While it is true that we all have room to be more sustainable and buy less, ESPECIALLY if we live in the global north and/or are part of the 10% of the world’s richest. The global social construct is built upon extraction and oppression, until that changes, we will, by default, always have room to improve our personal emissions and buying choices. But it’s ALSO important not to carry the weight of emissions on your shoulders. You are not the sole emitter. In fact, your emissions are a small fraction of the 1% and an even smaller fraction of what fossil fuel companies emit. You are a small fish in a very big pond filled with slimy gaseous monsters who are polluting said pond. Individual change is important but is more important to pressure the monsters to change their way of wreaking havoc on the world.
If you want resolutions that can help save the planet, then yes, make changes, but try out these 4 changes that could positively benefit communities.
1. Buy less and make what you buy local, instead of global.
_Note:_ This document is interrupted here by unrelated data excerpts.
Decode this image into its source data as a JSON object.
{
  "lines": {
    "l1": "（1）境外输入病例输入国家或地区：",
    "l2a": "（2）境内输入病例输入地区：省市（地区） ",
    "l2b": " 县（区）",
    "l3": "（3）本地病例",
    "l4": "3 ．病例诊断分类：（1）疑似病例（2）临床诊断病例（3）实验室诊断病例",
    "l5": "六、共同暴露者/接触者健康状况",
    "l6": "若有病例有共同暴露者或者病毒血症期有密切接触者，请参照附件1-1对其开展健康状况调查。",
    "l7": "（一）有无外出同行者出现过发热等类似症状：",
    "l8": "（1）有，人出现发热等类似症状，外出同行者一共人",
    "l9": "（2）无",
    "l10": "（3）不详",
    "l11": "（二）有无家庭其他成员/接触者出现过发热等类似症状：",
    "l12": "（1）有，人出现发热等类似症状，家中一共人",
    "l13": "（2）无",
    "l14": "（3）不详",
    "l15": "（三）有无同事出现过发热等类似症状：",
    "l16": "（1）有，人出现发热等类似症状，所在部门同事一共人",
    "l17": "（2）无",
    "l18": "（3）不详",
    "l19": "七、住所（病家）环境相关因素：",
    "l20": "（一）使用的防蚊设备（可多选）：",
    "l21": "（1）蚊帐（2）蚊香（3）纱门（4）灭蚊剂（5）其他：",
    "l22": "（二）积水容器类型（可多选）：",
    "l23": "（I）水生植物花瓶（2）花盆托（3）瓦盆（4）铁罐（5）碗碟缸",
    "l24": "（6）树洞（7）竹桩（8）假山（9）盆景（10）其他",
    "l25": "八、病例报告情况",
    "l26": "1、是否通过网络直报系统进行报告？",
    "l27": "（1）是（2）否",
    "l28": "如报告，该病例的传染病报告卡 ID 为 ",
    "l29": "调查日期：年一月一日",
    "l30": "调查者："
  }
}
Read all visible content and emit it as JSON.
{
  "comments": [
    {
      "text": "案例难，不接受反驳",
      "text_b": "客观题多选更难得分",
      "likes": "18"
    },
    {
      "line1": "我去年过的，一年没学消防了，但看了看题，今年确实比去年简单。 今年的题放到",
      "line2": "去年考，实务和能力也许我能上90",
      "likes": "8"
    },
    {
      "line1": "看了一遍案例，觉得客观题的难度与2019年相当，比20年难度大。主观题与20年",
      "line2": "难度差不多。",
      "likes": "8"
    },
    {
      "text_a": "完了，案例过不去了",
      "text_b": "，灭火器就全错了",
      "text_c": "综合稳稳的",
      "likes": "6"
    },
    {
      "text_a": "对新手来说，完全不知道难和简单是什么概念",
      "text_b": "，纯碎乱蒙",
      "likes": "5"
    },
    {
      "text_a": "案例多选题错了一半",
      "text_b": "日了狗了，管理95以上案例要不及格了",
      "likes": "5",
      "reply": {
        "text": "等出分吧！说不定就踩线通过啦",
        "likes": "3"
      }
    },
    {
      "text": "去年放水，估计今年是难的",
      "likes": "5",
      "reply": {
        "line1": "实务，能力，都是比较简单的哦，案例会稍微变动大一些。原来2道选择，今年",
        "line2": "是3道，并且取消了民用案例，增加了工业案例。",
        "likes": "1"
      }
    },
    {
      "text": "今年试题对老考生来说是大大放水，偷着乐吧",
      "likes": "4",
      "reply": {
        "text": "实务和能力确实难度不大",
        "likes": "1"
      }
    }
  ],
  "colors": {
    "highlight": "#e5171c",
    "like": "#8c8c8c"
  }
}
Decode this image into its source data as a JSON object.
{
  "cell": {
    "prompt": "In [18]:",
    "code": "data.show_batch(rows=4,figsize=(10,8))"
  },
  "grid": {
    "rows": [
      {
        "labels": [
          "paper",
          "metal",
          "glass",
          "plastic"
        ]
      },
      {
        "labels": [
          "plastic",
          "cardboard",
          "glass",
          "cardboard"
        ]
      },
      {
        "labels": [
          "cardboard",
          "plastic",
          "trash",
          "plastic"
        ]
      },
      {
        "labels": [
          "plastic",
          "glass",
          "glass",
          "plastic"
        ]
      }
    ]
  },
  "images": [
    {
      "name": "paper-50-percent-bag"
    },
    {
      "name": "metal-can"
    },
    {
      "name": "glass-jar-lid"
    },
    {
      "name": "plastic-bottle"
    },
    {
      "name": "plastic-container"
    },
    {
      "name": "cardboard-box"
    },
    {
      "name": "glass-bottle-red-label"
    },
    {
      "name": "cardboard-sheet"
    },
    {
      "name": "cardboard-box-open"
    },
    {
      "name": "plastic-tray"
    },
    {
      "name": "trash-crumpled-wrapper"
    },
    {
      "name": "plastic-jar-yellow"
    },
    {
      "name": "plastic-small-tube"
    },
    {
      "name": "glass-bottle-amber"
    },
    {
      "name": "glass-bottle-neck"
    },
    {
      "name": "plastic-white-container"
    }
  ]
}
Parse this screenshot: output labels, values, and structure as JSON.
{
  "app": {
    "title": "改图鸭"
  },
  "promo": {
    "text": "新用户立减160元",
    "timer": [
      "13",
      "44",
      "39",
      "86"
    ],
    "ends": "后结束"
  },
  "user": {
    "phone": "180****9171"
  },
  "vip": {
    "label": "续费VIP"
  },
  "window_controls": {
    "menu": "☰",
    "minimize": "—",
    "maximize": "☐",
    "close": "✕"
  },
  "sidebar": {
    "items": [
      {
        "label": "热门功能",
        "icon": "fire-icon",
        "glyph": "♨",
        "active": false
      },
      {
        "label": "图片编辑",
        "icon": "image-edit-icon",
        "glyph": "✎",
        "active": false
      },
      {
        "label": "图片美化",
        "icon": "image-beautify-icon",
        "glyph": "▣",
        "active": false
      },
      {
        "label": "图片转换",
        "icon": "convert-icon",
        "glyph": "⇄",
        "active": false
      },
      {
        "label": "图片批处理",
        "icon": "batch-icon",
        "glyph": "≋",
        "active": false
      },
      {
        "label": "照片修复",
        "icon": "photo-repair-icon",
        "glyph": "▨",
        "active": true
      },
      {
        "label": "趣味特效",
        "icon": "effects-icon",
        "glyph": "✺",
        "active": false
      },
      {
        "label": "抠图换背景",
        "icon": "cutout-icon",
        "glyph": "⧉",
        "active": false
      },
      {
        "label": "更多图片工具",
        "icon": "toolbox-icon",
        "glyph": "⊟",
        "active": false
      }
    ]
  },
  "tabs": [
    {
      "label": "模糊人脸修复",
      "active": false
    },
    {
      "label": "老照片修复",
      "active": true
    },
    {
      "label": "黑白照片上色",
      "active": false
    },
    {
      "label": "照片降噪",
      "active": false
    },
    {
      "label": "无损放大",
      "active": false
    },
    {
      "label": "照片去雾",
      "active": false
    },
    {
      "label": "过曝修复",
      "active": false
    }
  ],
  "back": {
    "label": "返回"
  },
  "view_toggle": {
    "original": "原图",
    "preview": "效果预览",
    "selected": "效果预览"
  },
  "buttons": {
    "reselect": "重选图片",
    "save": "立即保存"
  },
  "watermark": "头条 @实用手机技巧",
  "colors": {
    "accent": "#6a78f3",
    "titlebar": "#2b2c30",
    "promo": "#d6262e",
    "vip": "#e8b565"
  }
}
Buying local products not only reduces the amount of carbon emitted in transportation, but it also puts money into YOUR community, which creates or saves jobs! Seek out businesses owned by marginalized people, for whom there are more barriers to creating and sustaining a business
2. Move your money. Insurance providers, retirement funds, banks, and energy providers are some of the biggest investors in fossil fuels. In case you didn’t know, fossil fuels not only pollute our air but also our soil and waters too. Some of this pollution happens near to communities, often communities of colour. Moving your money to ethical accounts means your money will not go towards the destruction of the planet or communities.
3. Pressure local and national governments to commit to climate targets and the protection of people. Let your MP and other political officials know what you want to see more of or less of. Pressure works, and every voice, tweet, email, and letter counts.
4. Join a climate and/or a social justice group. Grassroots organizations are integral to creating local, national, and global change for people and the planet. If you have time or money, give it.